(かつだんそう)
【自然】
地層が切断され相対的にずれる現象が断層であり、切断面は断層面と呼ばれるが、断層の中でも地質時代の第四紀の後期(約12~13万年前)以降に繰り返し活動し、今後も活動する可能性のある断層が活断層とされる。活断層は地殻の傷であり、プレート運動によって蓄積された歪が解消される時、断層面に沿って破壊し地震を引き起こす。地下にあるこの破壊開始点が震源であり、破壊し動いた断層を震源断層、その破壊による断層面の変位が地上にまで達したものが地表地震断層とされる。

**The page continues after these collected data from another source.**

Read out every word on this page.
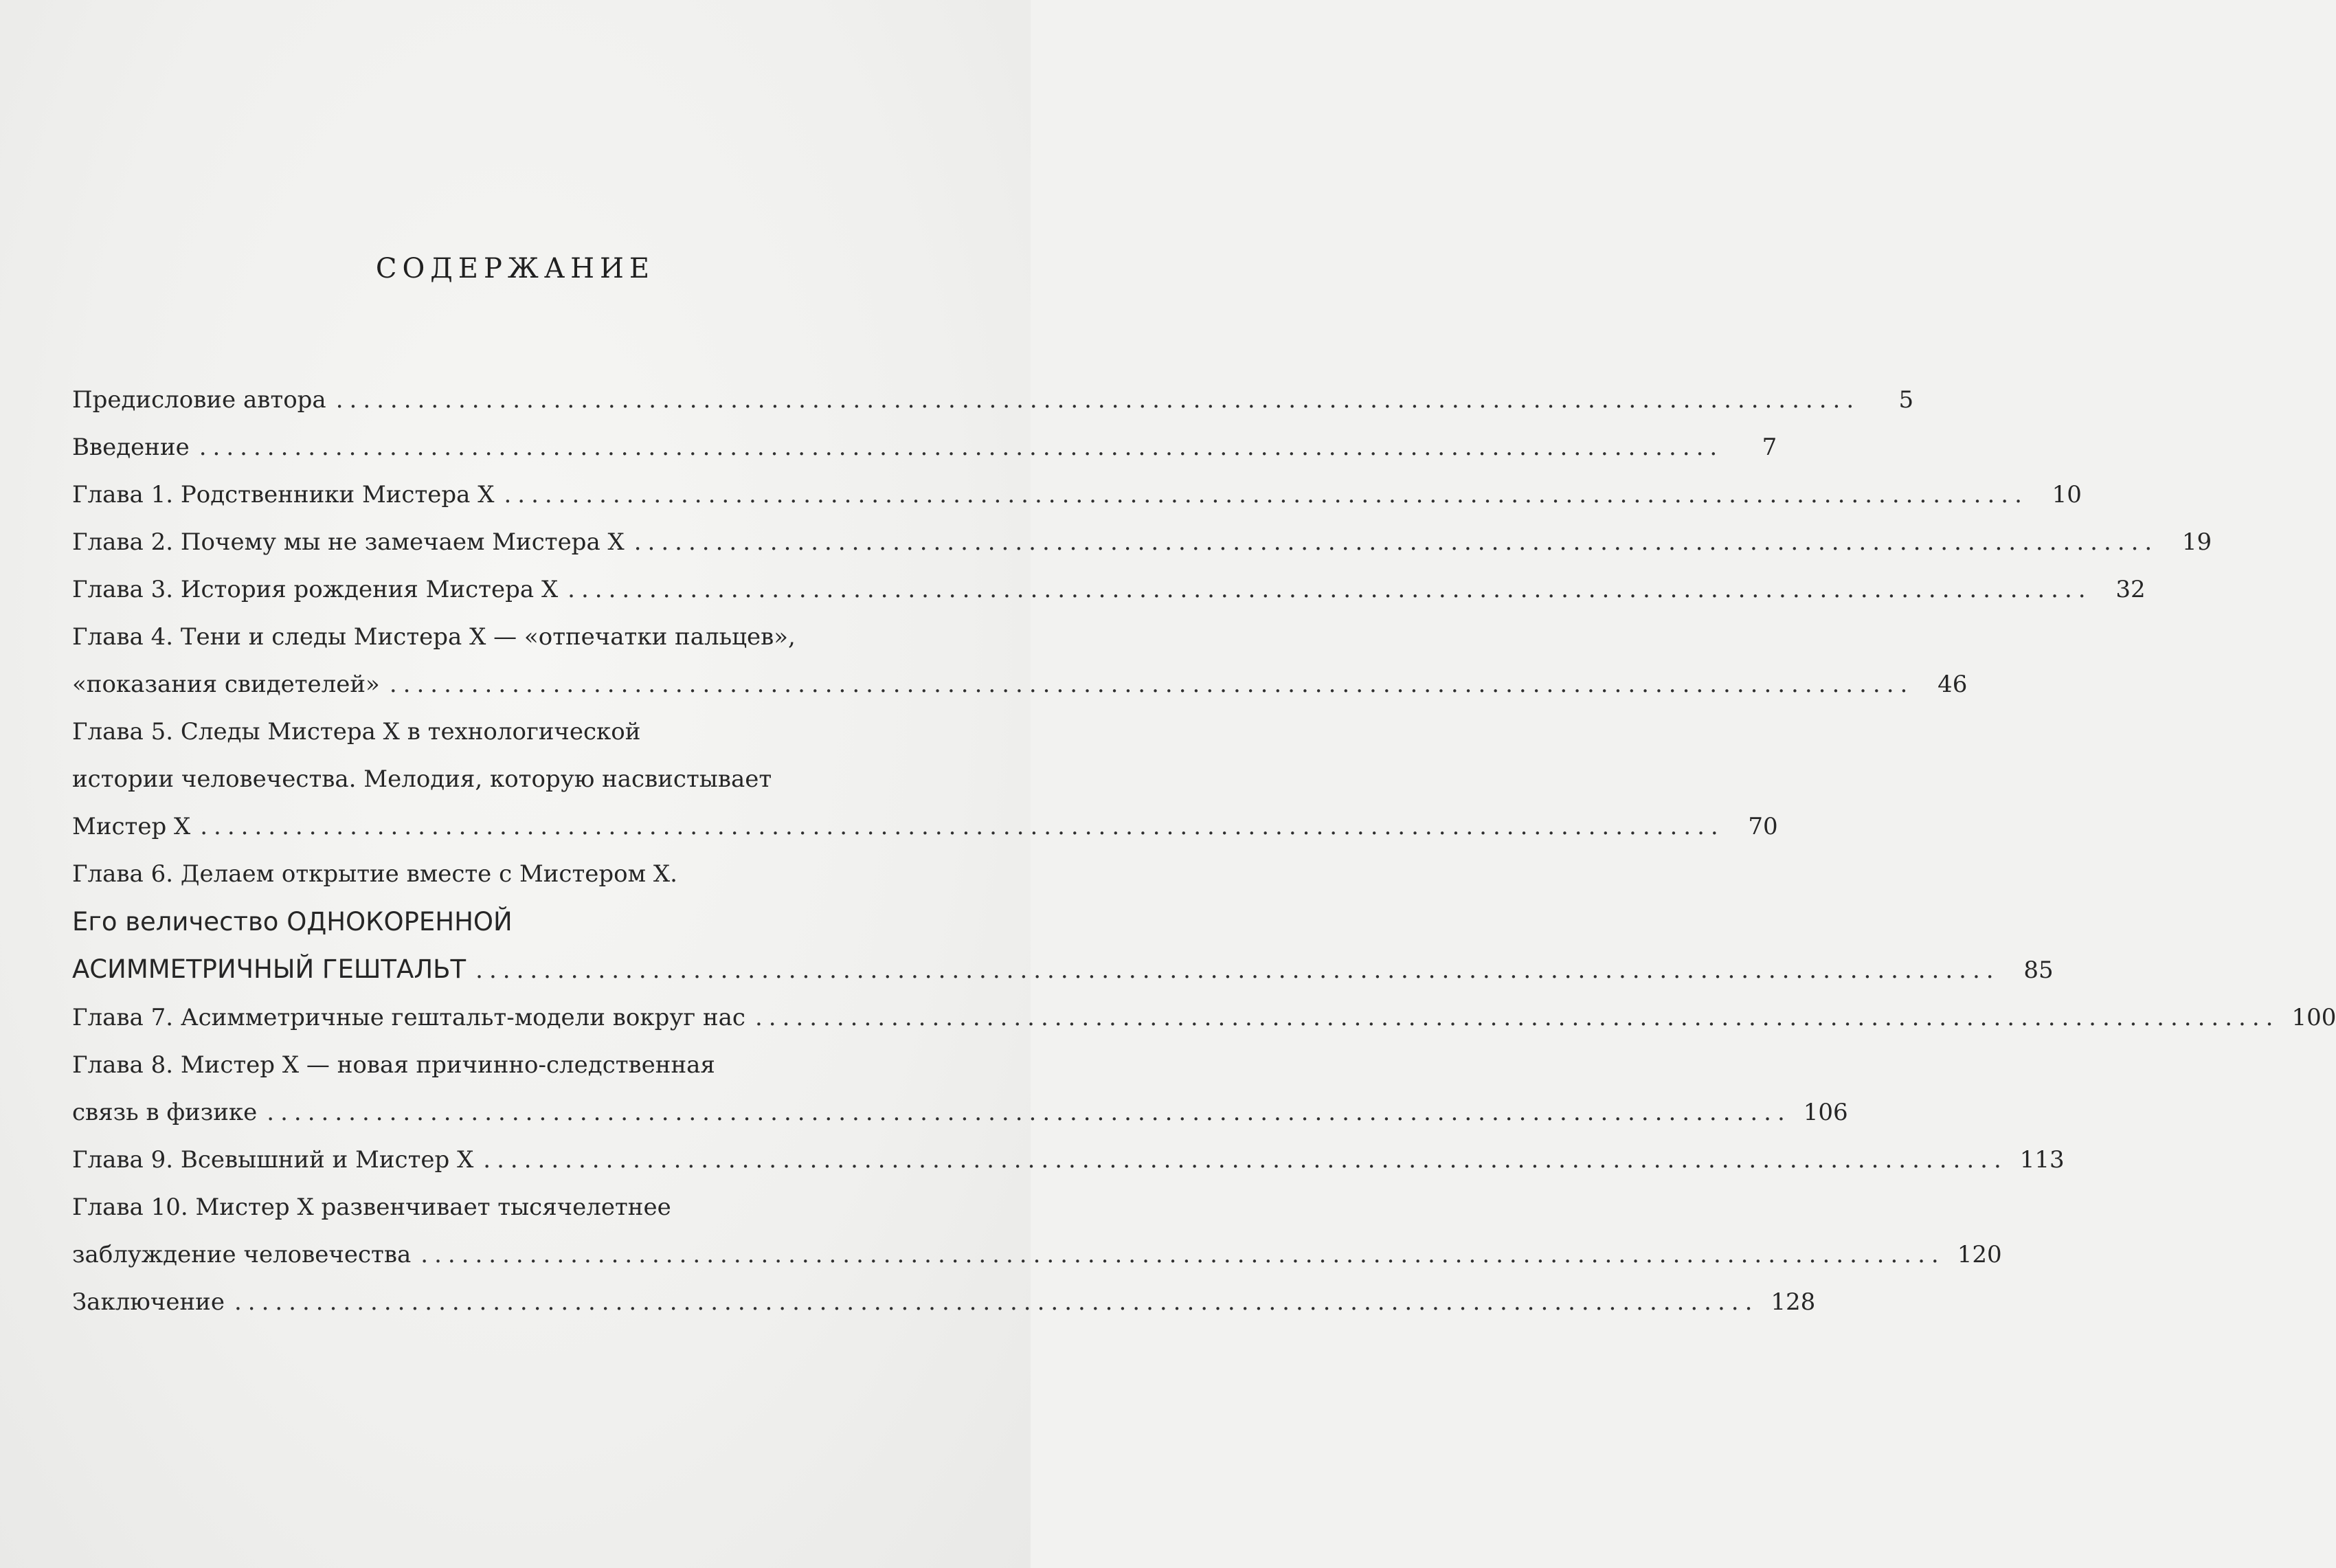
СОДЕРЖАНИЕ
Предисловие автора ................................................................................................................	5
Введение ................................................................................................................	7
Глава 1. Родственники Мистера Х ................................................................................................................	10
Глава 2. Почему мы не замечаем Мистера Х ................................................................................................................	19
Глава 3. История рождения Мистера Х ................................................................................................................	32
Глава 4. Тени и следы Мистера Х — «отпечатки пальцев»,
«показания свидетелей» ................................................................................................................	46
Глава 5. Следы Мистера Х в технологической
истории человечества. Мелодия, которую насвистывает
Мистер Х ................................................................................................................	70
Глава 6. Делаем открытие вместе с Мистером Х.
Его величество ОДНОКОРЕННОЙ
АСИММЕТРИЧНЫЙ ГЕШТАЛЬТ ................................................................................................................	85
Глава 7. Асимметричные гештальт-модели вокруг нас ................................................................................................................ 100
Глава 8. Мистер Х — новая причинно-следственная
связь в физике ................................................................................................................ 106
Глава 9. Всевышний и Мистер Х ................................................................................................................ 113
Глава 10. Мистер Х развенчивает тысячелетнее
заблуждение человечества ................................................................................................................ 120
Заключение ................................................................................................................ 128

活断層は相対的に片方がずれ落ちる正断層や、片方に乗り上げる逆断層、互いに水平方向へずれる横ずれ断層などがあり、これらは日本列島にかかる力の方向と断層面の走向によって変わってくる。地表に出現した地表地震断層のずれは、その後戻ることはなく、また次の地震によるずれによってずれ量が累積していく。これを繰り返すことで、地表には侵食や堆積では形成を説明できない変動地形が形成される。これら変動地形がどこにあるのかを探ることによって、活断層の位置や長さ、分布、形状を明らかにすることができる。市域においては、猿投山を挟んだ北側に、北東-西南方向に分布し、右横ずれ変位を示す猿投山北断層が顕著である。一方猿投山の東側から南側を巻くように北東-南西方向、北西側隆起の猿投-境川断層が分布している。